Es ist das Jahr 1949, der Zweite Weltkrieg ist erst seit wenigen Jahren vorbei und Elsa ist schwer traumatisiert. Zu viel Not und Elend hat sie erlebt, zu viele Tote gesehen. Innerlich mehr tot als lebendig folgt sie doch dem Ruf des Isländischen Bauernverbandes an junge deutsche Frauen mit landwirtschaftlicher Erfahrung, gegen gute Bezahlung ein Jahr lang auf isländischen Bauernhöfen auszuhelfen. Island erhofft sich davon nicht nur Unterstützung in der Landwirtschaft, sondern auch Heiratskandidatinnen für die vielen isländischen Single-Männer: zu viele isländische Frauen wurden von den im Krieg auf der Insel stationierten amerikanischen GIs abgeworben, sodass es nun einen deutlichen Männerüberschuss im Land gibt.

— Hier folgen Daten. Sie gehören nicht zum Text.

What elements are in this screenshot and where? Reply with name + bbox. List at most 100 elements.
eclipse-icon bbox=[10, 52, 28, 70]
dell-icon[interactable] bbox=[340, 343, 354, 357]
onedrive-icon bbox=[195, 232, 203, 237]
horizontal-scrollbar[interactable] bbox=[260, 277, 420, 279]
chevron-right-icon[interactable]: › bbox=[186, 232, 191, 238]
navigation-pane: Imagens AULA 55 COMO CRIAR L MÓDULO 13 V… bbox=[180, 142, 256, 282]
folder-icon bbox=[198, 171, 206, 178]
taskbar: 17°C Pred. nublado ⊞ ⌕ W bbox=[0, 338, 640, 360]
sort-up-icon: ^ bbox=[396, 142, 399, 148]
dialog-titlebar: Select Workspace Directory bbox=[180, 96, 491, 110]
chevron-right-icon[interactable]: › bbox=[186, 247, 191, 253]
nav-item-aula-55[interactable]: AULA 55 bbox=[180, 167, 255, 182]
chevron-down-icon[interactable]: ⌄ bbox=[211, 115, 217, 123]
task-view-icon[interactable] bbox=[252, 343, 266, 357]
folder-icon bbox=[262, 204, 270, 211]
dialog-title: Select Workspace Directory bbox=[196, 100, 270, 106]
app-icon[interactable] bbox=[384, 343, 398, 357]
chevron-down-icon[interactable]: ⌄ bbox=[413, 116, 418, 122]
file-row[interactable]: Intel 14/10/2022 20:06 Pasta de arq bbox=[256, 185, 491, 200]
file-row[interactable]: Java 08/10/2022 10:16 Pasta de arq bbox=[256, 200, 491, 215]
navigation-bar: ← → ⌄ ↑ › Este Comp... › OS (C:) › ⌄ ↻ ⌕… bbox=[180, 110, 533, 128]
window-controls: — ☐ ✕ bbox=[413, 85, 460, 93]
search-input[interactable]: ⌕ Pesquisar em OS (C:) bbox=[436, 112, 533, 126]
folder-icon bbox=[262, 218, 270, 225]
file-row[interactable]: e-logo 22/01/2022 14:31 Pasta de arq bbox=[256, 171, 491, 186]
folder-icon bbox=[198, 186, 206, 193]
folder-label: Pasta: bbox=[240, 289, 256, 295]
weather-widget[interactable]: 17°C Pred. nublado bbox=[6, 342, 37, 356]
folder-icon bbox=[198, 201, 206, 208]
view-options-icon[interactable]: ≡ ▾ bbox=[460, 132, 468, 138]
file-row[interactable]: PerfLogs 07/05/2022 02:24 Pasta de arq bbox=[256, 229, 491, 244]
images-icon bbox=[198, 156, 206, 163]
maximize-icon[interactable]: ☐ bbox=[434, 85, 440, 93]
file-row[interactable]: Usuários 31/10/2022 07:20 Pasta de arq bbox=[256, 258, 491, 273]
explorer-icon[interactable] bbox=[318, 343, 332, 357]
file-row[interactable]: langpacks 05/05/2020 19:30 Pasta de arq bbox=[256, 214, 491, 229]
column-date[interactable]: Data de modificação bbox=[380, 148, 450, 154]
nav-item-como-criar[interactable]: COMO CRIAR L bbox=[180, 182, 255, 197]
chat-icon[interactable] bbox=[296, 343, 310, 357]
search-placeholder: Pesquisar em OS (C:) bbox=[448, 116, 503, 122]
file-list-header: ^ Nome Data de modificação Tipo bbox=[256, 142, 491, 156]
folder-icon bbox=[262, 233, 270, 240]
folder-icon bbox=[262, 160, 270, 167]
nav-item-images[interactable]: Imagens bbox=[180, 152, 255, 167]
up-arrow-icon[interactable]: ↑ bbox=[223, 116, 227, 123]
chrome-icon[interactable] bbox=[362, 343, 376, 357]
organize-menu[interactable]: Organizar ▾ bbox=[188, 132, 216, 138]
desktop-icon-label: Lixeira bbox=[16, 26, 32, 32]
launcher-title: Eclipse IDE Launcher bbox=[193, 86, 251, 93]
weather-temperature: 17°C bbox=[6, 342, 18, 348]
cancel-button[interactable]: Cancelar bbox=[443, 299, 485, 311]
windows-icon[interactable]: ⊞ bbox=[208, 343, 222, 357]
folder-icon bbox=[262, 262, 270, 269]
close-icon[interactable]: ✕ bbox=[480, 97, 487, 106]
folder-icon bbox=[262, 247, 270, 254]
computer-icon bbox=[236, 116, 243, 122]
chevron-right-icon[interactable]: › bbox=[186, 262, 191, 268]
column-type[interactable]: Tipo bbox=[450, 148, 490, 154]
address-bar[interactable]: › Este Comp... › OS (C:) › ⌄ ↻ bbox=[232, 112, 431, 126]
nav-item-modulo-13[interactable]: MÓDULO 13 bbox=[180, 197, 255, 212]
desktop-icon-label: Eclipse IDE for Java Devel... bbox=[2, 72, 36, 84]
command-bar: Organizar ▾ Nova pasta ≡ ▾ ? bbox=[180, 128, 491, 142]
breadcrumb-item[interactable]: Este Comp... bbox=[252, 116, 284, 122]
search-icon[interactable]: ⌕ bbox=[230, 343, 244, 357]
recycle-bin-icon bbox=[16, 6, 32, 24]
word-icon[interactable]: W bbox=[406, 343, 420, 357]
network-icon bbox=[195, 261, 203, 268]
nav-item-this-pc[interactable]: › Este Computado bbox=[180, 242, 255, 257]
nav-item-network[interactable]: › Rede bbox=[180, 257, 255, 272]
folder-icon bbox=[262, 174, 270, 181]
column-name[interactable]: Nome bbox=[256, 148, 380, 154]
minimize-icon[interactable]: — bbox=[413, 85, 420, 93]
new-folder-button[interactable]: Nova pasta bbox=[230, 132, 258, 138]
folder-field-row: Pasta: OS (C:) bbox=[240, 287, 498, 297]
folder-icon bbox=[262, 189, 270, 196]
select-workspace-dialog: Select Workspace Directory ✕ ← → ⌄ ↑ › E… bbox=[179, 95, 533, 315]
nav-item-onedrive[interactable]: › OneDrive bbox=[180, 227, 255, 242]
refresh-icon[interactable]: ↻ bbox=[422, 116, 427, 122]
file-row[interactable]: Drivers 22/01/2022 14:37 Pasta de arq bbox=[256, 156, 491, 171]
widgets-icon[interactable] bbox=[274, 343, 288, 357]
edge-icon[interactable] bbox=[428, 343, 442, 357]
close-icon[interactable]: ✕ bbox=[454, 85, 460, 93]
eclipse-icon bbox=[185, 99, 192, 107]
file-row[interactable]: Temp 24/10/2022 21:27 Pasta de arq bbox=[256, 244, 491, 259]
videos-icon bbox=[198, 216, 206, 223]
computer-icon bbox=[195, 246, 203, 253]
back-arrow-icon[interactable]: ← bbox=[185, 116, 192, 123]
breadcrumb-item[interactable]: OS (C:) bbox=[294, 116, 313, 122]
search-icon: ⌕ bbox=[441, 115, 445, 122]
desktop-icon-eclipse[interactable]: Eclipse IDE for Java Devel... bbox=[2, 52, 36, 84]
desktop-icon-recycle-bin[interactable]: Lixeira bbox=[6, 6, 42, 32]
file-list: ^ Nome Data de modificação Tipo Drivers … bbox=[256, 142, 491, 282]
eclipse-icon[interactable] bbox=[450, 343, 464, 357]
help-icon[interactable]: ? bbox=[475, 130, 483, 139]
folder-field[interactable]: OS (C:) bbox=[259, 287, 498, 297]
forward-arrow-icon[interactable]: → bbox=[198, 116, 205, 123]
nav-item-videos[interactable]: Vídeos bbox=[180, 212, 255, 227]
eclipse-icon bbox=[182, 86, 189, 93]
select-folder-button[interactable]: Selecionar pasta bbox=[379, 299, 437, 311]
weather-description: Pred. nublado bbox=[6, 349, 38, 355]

So kommt Elsa bei einer Bauernfamilie unter. In einem abgeschiedenen Bauernhaus wohnen und arbeiten fünf Personen: Bauer und Bäuerin, deren zwei erwachsene Söhne und der Knecht. Eine verlorene Tochter gibt es auch noch, wie Elsa irgendwann erfährt. Es ist ein hartes Leben im ständigen Kampf gegen die Elemente, das die Menschen in der Landwirtschaft dort führen, doch grundsätzlich tritt die Familie Elsa offen entgegen und auch, als auffliegt, dass sie offensichtlich über keinerlei landwirtschaftliche Vorkenntnisse verfügt, nicht reiten kann und sich vor Hühnern fürchtet, wird sie dennoch nicht zurückgeschickt, sondern die Familie versucht, sie schrittweise an diese Arbeit heranzuführen. Schwierig ist dabei die Kommunikation, denn die traumatisierte Elsa möchte nicht sprechen, antwortet lange nicht einmal auf die deutschen Briefe ihrer Freundin Gerda, die auf einem anderen isländischen Bauernhof untergekommen ist, gibt vor, kein Englisch zu verstehen und lernt lange auch kein Isländisch.

Dadurch sind es nicht Worte und Dialoge, die dieses Buch tragen, denn von diesen gibt es nur sehr wenige. Gerade das macht aber die besondere Atmosphäre der Erzählweise aus: hier wird psychologisch feinsinnig und detailliert vom langsamen Ankommen und Vertraut-Werden miteinander und in einer fremden Umgebung erzählt, vom Heilen oder zumindest Vernarben tiefer körperlicher und seelischer Wunden, von feinen Beziehungsbanden zwischen sich fremden Menschen, die zu festigen beginnen und dabei ohne viele Worte auskommen, "Sie wirft den Mantel über den Haken an der Tür und springt ins Bett, verbirgt sich unter der Decke und schließt die Augen, als schliefe sie. Die Schritte verharren auf der Schwelle. Erst nach einer Weile tritt die Frau leise ins Zimmer und hantiert an der Kommode. Vorsichtig blinzelt sie unter der Decke hervor." (S. 22).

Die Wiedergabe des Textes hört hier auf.